Rare educational wall map of the World, intended for use in schools.
Warren's Geographical publications were among the most important and influential primary school geographical texts published in the second half of the 19th Century. The present chart, created as a vistual aid for classroom instruction, is on of the few surviving examples of such visual aids. Below the primary map are 4 smaller maps, showing:
- Chart of Races
- Chart of the States of Society
- Savage or Barbarous
- Half Civilized
- Civilized or Enlightened
- Charts of Governments
- Constitutional Monarchy
- Despotic Monarchy
- Chiefs and Petty Kings
- Charts of Religious Beliefs
- Minor Creeds
- Roman Catholics
- Catholics of Greek Ch.
- Other Pagans
The series was advertised by Cowperthwait & Co. in about 1867 as follows:
WARREN'S GEOGRAPHICAL CHARTS.
In two series. Fourteen Physical and Outline Charts, mounted upon Card-board, making Seven Tablets, in closed in a Portfolio, with Hand-book for Teachers.

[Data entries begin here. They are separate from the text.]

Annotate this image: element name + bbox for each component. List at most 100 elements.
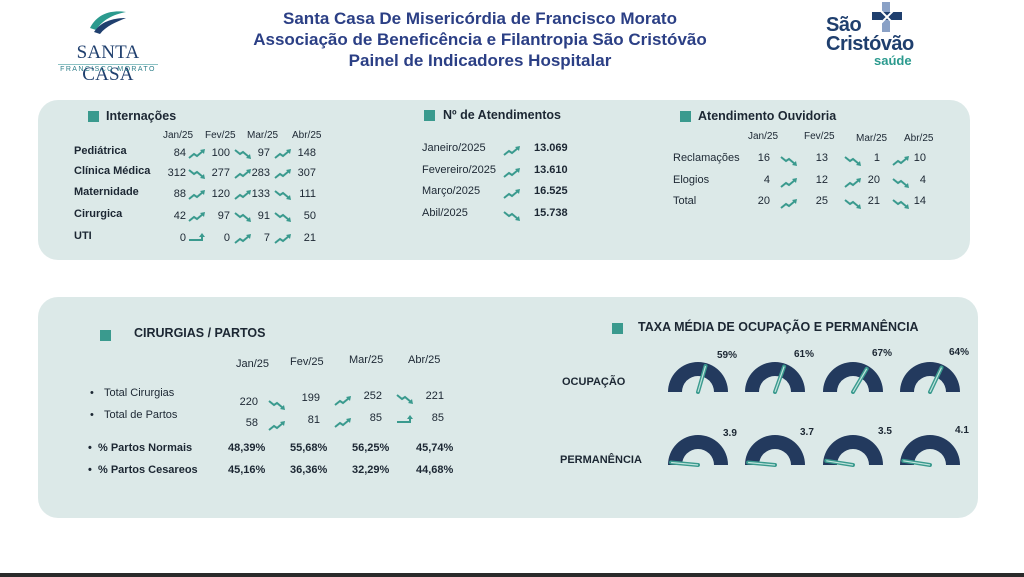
permanencia-value: 3.7 [800,427,814,438]
ouvidoria-value: 13 [815,152,828,164]
trend-up-icon [188,210,206,222]
atendimentos-value: 16.525 [534,185,568,197]
trend-down-icon [892,176,910,188]
trend-up-icon [274,167,292,179]
trend-down-icon [780,154,798,166]
internacoes-row-label: Clínica Médica [74,165,151,177]
internacoes-value: 50 [303,210,316,222]
internacoes-month: Abr/25 [292,130,322,141]
ouvidoria-month: Mar/25 [856,133,888,144]
internacoes-row-label: Cirurgica [74,208,123,220]
internacoes-month: Fev/25 [205,130,236,141]
taxa-square-icon [612,323,623,334]
internacoes-row-label: Pediátrica [74,145,127,157]
cirurgias-pct-value: 55,68% [290,442,328,454]
internacoes-month: Jan/25 [163,130,194,141]
internacoes-value: 111 [299,188,316,200]
logo-line-2: Cristóvão [826,33,914,55]
trend-down-icon [274,188,292,200]
internacoes-row-label: Maternidade [74,186,139,198]
internacoes-value: 88 [173,188,186,200]
trend-up-icon [503,187,521,199]
trend-up-icon [268,419,286,431]
internacoes-value: 42 [173,210,186,222]
cross-icon [872,2,902,32]
ouvidoria-value: 25 [815,195,828,207]
title-line-3: Painel de Indicadores Hospitalar [348,51,612,70]
santa-casa-name: SANTA CASA [76,42,140,85]
ocupacao-value: 67% [872,348,893,359]
internacoes-value: 97 [217,210,230,222]
trend-down-icon [274,210,292,222]
atendimentos-row-label: Março/2025 [422,185,481,197]
cirurgias-bullet: • [90,409,94,421]
ouvidoria-square-icon [680,111,691,122]
trend-up-icon [274,147,292,159]
cirurgias-pct-value: 56,25% [352,442,390,454]
cirurgias-value: 252 [363,390,382,402]
ouvidoria-value: 14 [913,195,926,207]
ocupacao-value: 59% [717,350,738,361]
permanencia-gauge [744,433,806,467]
internacoes-value: 148 [297,147,316,159]
cirurgias-bullet: • [90,387,94,399]
trend-down-icon [844,154,862,166]
trend-down-icon [396,392,414,404]
atendimentos-row-label: Abil/2025 [422,207,468,219]
cirurgias-bullet-label: Total de Partos [104,409,178,421]
trend-up-icon [780,197,798,209]
internacoes-value: 91 [257,210,270,222]
internacoes-value: 100 [211,147,230,159]
logo-line-1: São [826,14,862,36]
permanencia-value: 3.5 [878,426,892,437]
cirurgias-month: Fev/25 [290,356,324,368]
trend-down-icon [188,167,206,179]
trend-up-icon [234,232,252,244]
permanencia-value: 4.1 [955,425,969,436]
trend-up-icon [503,144,521,156]
ouvidoria-value: 21 [867,195,880,207]
trend-up-icon [844,176,862,188]
logo-line-3: saúde [874,53,912,68]
cirurgias-value: 81 [307,414,320,426]
cirurgias-pct-label: % Partos Normais [98,442,193,454]
permanencia-gauge [822,433,884,467]
cirurgias-value: 199 [301,392,320,404]
ocupacao-value: 61% [794,349,815,360]
internacoes-title: Internações [106,109,177,123]
trend-up-icon [188,147,206,159]
trend-up-icon [234,167,252,179]
taxa-title: TAXA MÉDIA DE OCUPAÇÃO E PERMANÊNCIA [638,320,919,334]
sao-cristovao-logo: São Cristóvão saúde [820,0,930,72]
trend-up-icon [274,232,292,244]
title-line-2: Associação de Beneficência e Filantropia… [253,30,707,49]
internacoes-month: Mar/25 [247,130,279,141]
cirurgias-pct-bullet: • [88,464,92,476]
ouvidoria-row-label: Elogios [673,174,710,186]
santa-casa-sub: FRANCISCO MORATO [58,64,158,73]
atendimentos-square-icon [424,110,435,121]
internacoes-value: 21 [303,232,316,244]
ouvidoria-month: Abr/25 [904,133,934,144]
internacoes-value: 7 [263,232,270,244]
cirurgias-value: 220 [239,396,258,408]
ouvidoria-value: 20 [867,174,880,186]
cirurgias-pct-value: 48,39% [228,442,266,454]
cirurgias-pct-value: 45,74% [416,442,454,454]
internacoes-value: 307 [297,167,316,179]
ouvidoria-value: 12 [815,174,828,186]
cirurgias-value: 221 [425,390,444,402]
internacoes-value: 133 [251,188,270,200]
atendimentos-row-label: Fevereiro/2025 [422,164,496,176]
cirurgias-pct-value: 32,29% [352,464,390,476]
cirurgias-pct-value: 44,68% [416,464,454,476]
trend-up-icon [503,166,521,178]
internacoes-value: 277 [211,167,230,179]
ouvidoria-value: 1 [873,152,880,164]
indicators-bottom-panel [38,297,978,518]
ouvidoria-title: Atendimento Ouvidoria [698,109,837,123]
cirurgias-value: 85 [431,412,444,424]
santa-casa-logo: SANTA CASA FRANCISCO MORATO [52,6,164,85]
ouvidoria-month: Fev/25 [804,131,835,142]
santa-casa-wave-icon [90,11,126,34]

We note that the map as also available "on muslin," In reviewing the map in 1868, the Maine Normal wrote:
Warren's Geographica Charts. These are (first series) fourteen in number, mounted upon card-board, making seven tablets, enclosed in a portfolio, and accompanied by a hand book for teachers, intended to illustrate especially Physical Geography. Aside from their value as illustrating the important truths of the contour and general features of the earth, they have the an additional and peculiar worth as illustrating the method of map-drawing by triangulation, of which Hon. E. A. Apgar, Superintendent of Public Instruction for the State of New Jersey, is the author.
There are a great many schools scattered over our State, which would be greatly benefited by the introduction and use of these charts. In fact, something of the kind seems indispensable' to that progress toward the simpler and more natural views of geographical science which it is of so much importance that our children should have, and we know of no better maps for the purpose than these. Teachers and school officers should correspond with J. L. Hammett, Boston, or with H. F. Howard, Dixfield, who is the general introducing agent for the works of Messrs. Cowperthwait & Co. in Maine.
The map is exceptionally rare on the market.
OCLC locates a single example (Peabody Essex Museum).